No Way for TikTok: Bill to Ban the social network in the U.S. has been introduced

No Way for TikTok: Bill to Ban the social network in the U.S. has been introduced
Photo: unsplash.com 16.12.2022 1154

A bill to ban TikTok has been submitted to the U.S. Congress. Maria Belyaeva, an expert at the International BRICS Competition Law and Policy Centre, considers this move in the context of the ongoing technological confrontation between the United States and China. 

The purpose of the bill is stated to be to protect Americans from foreign intruders who are trying to conduct surveillance, collect sensitive data, conduct propaganda campaigns and censorship through social networks. The text is published under the title "The Averting the National Threat of Internet Surveillance, Oppressive Censorship, and Influence, and Algorithmic Learning by the Chinese Communist Party Act." 

The lawmakers propose blocking and banning all transactions with social networking companies that are established in countries of concern or operate under their laws, are influenced by such countries, use software controlled by them, or are prohibited from exporting by them. Among the countries of concern are the PRC, Russia, Iran, the DPRK, Cuba, and Venezuela. Only Bytedance and its short video platform TikTok are listed by name in the text of the bill.

Similar sanctions had already been imposed by Donald Trump's executive order on TikTok (as well as WeChat), but were subsequently lifted by the Biden administration. Now a wider range of companies could fall under the new bill. 

The issue of access to TikTok data has been of concern to the authorities and users for not the first year: despite the fact that the storage servers are located in Singapore and the United States, it seems that individual Bytedance employees can still gain remote access to them. Regarding European users, this fact has already been confirmed by Elaine Fox, TikTok's Head of Privacy in Europe, who pointed out that access is ensured by methods recognized by the General Data Protection Regulation (GDPR), and strict security control and approval procedures are applied in the process.

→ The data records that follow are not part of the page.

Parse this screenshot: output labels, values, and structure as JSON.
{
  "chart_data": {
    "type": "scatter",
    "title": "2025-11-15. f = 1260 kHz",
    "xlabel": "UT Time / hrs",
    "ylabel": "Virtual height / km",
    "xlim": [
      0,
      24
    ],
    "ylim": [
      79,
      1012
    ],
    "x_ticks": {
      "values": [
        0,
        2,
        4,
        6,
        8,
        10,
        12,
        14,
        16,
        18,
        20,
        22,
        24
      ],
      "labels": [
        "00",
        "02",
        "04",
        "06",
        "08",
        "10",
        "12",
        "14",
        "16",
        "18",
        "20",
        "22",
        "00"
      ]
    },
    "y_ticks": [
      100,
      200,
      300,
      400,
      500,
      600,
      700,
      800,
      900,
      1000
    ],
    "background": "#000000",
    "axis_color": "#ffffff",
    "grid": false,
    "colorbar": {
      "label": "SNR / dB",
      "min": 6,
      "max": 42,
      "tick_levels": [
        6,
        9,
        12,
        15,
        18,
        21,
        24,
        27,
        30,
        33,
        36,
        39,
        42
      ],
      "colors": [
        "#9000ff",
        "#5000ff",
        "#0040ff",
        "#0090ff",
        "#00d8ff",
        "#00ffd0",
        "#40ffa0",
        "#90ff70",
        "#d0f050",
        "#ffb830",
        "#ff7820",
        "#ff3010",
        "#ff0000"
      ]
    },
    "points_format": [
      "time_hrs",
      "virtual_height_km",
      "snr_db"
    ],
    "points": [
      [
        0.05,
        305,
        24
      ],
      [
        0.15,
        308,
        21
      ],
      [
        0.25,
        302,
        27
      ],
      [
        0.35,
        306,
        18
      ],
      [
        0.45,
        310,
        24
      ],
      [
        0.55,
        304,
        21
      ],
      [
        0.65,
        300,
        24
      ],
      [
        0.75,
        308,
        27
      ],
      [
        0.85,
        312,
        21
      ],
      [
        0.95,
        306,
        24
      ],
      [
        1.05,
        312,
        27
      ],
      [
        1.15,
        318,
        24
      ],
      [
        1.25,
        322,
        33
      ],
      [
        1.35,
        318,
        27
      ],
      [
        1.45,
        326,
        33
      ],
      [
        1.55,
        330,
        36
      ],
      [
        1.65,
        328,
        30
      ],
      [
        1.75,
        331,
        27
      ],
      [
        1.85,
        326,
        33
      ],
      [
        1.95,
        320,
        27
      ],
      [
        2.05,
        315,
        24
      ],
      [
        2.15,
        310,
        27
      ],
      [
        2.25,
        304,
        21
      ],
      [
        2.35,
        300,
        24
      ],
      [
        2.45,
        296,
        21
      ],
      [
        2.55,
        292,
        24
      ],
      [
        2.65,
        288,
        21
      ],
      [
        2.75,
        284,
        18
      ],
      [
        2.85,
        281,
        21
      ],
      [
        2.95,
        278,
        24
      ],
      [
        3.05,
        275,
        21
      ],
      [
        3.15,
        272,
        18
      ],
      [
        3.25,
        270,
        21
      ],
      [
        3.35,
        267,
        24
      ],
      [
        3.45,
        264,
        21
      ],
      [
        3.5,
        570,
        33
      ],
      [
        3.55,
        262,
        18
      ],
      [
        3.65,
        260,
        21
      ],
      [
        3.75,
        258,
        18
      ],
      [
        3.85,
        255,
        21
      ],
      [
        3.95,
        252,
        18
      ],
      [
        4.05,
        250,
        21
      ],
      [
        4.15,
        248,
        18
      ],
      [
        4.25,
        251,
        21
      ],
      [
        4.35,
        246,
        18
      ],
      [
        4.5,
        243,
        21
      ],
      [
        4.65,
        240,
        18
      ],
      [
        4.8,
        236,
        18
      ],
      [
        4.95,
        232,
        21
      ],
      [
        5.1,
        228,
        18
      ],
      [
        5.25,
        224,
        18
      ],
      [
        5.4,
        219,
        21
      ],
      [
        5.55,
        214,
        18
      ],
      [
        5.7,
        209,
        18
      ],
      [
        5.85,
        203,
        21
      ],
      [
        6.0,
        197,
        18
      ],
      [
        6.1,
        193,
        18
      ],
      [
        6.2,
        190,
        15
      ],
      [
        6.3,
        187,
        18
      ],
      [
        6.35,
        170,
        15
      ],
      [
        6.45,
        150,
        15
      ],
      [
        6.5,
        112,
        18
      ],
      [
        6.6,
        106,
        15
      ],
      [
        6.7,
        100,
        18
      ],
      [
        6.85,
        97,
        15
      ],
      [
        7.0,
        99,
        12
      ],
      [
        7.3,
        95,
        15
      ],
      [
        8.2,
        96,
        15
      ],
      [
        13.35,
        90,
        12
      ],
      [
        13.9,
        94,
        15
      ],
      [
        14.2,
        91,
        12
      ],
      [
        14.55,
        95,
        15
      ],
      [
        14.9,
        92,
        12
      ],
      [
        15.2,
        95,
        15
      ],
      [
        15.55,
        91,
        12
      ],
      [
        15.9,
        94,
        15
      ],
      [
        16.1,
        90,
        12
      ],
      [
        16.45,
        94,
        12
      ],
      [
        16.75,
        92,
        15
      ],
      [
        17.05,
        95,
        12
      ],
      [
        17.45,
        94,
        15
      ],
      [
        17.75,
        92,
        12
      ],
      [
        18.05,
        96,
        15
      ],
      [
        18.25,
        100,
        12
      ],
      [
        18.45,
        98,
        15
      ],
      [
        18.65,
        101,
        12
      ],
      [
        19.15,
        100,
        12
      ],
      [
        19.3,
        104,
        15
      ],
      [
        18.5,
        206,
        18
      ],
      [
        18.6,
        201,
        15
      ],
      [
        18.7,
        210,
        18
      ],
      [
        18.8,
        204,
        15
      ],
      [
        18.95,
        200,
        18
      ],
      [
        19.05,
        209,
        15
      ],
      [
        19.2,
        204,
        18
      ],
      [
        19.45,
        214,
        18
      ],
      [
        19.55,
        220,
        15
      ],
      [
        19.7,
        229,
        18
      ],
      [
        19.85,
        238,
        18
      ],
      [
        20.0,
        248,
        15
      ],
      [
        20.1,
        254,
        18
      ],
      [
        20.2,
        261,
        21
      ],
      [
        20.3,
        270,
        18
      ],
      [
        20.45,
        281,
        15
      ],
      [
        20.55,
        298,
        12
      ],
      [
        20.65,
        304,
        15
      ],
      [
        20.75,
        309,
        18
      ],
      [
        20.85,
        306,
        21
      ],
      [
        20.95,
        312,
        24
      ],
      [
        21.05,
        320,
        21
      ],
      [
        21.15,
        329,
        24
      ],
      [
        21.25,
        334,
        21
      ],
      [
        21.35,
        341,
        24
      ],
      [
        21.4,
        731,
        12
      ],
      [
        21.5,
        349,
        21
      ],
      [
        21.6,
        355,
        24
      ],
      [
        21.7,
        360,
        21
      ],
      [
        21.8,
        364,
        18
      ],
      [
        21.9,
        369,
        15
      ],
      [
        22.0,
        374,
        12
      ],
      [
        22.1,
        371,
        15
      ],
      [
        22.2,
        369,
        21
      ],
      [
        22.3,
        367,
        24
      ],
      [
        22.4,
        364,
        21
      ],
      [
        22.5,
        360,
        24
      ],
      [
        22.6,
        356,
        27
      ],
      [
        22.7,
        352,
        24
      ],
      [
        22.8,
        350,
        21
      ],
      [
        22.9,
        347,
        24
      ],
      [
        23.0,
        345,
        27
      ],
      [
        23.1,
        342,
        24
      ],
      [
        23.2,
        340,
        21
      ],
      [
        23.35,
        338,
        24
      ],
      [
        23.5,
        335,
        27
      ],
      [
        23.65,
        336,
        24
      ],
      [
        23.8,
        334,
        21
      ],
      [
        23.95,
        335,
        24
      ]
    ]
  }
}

Chinese officials have protested the United States' tendency to politicize security issues and apply sanctions mechanisms, which often affect international production and supply chains. For example, in October, the White House released a National Security Strategy that identified China as "the only competitor with both the intent to reshape the international order and, increasingly, the economic, diplomatic, military, and technological power to advance that objective": getting ahead of China in the competition is a global priority for the United States. 

It is worth noting that China, by contrast, focuses not on suppressing competitors, but on building its own capacity and ensuring technological sovereignty. The Chinese cyberspace regulator is constantly tightening requirements for data export and storage, as well as for cybersecurity checks. 

In this regard, a more equitable solution does not seem to be a point-by-point ban on suspicious applications, but rather the introduction of a stricter but universal compliance mechanism, as has been done for Chinese companies trading on American exchanges.